Safariland is the largest manufacturer of body armor for law enforcement and other public safety professionals in the United States, and there are countless anecdotes of our products saving the lives of these brave men and women. Just two weeks ago, I had the privilege of having dinner with a paramedic from Harrisburg, Pennsylvania. Eight months ago, while on a call for an opioid overdose, she was caught in gun crossfire. Fortunately, she was wearing a bulletproof vest manufactured by Safariland. At the time, she was also 32 weeks pregnant and the vest saved both her and her unborn child. It was exceptionally moving to meet her, her husband and her now six-month-old baby — and for me, serves as a poignant reminder of how our first responders deserve the very best protection we can provide as they put their lives at risk every day.
Many police officers in the United States who are shot and killed are shot using their own weapons. To counter this, Safariland manufactures holsters with sophisticated retention systems that keep the gun in the holster unless one knows how to operate the holster. Had the authors reached out, we could also have discussed this — as well as an incident in 2014, when a mentally-ill suspect in West Virginia tried to take a firearm from the holster of Sheriff’s Deputy Chris Atha. In this instance, the deputy’s gun stayed in place due to the Safariland design, and although the weapon discharged and wounded Deputy Atha’s leg, it was not able to be used to cause greater harm or take his life.
We could have also discussed Safariland’s Med-Eng business, which is the largest manufacturer worldwide of bomb suits worn by explosive ordinance disposal technicians — individuals who risk their lives daily to diffuse bombs in all sorts of environments, domestic and foreign. Anyone who has seen the film “The Hurt Locker” will understand the risks these brave individuals choose to take every day. I am proud that our company provides the equipment that helps keep them safe.

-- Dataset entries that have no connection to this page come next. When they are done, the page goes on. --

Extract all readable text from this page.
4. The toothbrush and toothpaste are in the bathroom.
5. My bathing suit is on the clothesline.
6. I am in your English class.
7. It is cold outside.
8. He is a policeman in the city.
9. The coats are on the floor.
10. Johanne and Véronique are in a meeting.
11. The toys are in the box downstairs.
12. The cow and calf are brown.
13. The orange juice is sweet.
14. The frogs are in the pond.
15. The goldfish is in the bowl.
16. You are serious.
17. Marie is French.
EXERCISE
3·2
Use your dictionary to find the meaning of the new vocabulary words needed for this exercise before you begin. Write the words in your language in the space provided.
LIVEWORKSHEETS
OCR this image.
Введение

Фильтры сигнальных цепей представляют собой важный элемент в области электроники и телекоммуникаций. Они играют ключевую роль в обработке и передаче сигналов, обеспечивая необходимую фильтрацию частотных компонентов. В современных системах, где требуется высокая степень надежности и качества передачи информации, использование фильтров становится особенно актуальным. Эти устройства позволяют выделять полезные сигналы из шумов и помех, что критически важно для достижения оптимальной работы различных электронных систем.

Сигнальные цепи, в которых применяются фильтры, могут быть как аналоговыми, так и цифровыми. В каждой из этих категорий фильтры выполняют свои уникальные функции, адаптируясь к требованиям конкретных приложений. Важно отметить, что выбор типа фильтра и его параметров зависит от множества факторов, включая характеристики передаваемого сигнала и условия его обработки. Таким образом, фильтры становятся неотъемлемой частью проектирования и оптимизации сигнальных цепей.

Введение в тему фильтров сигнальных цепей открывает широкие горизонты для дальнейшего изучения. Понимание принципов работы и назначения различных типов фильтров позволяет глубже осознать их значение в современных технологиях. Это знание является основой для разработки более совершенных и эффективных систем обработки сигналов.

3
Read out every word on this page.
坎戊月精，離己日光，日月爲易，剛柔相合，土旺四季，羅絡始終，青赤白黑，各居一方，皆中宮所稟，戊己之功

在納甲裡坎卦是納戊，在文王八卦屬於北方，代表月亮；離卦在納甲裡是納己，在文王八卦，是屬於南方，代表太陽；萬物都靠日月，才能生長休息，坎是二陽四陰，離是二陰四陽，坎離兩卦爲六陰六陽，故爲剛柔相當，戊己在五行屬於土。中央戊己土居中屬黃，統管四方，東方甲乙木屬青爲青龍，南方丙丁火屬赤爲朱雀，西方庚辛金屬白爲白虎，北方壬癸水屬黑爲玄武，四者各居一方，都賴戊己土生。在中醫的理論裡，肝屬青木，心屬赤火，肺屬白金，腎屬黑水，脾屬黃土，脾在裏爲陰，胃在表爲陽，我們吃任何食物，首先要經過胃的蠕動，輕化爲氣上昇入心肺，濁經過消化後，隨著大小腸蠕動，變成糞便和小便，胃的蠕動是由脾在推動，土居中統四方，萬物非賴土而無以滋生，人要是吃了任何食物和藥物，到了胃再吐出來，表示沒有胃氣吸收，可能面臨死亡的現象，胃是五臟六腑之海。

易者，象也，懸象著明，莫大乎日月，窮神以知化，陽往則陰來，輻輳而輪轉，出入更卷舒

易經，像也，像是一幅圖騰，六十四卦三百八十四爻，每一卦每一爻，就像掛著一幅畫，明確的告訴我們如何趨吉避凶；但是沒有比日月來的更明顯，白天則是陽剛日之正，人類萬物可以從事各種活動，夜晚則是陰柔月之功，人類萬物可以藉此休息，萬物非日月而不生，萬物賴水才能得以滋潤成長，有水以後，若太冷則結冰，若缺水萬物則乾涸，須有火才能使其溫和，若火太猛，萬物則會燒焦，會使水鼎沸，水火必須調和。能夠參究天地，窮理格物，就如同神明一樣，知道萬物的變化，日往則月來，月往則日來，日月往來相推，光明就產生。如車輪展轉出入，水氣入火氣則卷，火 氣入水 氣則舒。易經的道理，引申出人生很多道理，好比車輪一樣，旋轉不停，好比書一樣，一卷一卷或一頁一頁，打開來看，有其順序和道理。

Addressing the op-ed, Safariland as a corporation does not opine on most political issues. As a company, we employ more than 2,000 people representing diverse views on politics, the environment, social issues and sexual orientation, to name a few. As an individual, I respect peaceful public protest but I do not respect riots. Our less lethal products are designed to give law enforcement crowd control options in dangerous situations, for which we work closely with first responders and provide extensive training. As with any product, ultimate responsibility for its use falls on the individuals involved in their use. Your inferences assigning blame to me or Safariland are baseless and inappropriate.
I have been a supporter and member of the Brown University community for a very long time. Traveling to Brown for the event with U.S. Supreme Court Justice Sonia Sotomayor, I was pleased to know I will be returning to a community comprising curious people who are interested in a deeper understanding of the world around them. Although I find it personally offensive that the authors of this op-ed chose to attack someone they never met and never contacted for comment, I hope this experience will serve as a reminder that courtesy and honesty do not have to be mutually exclusive in journalism, or in life, after graduating from our distinguished alma mater.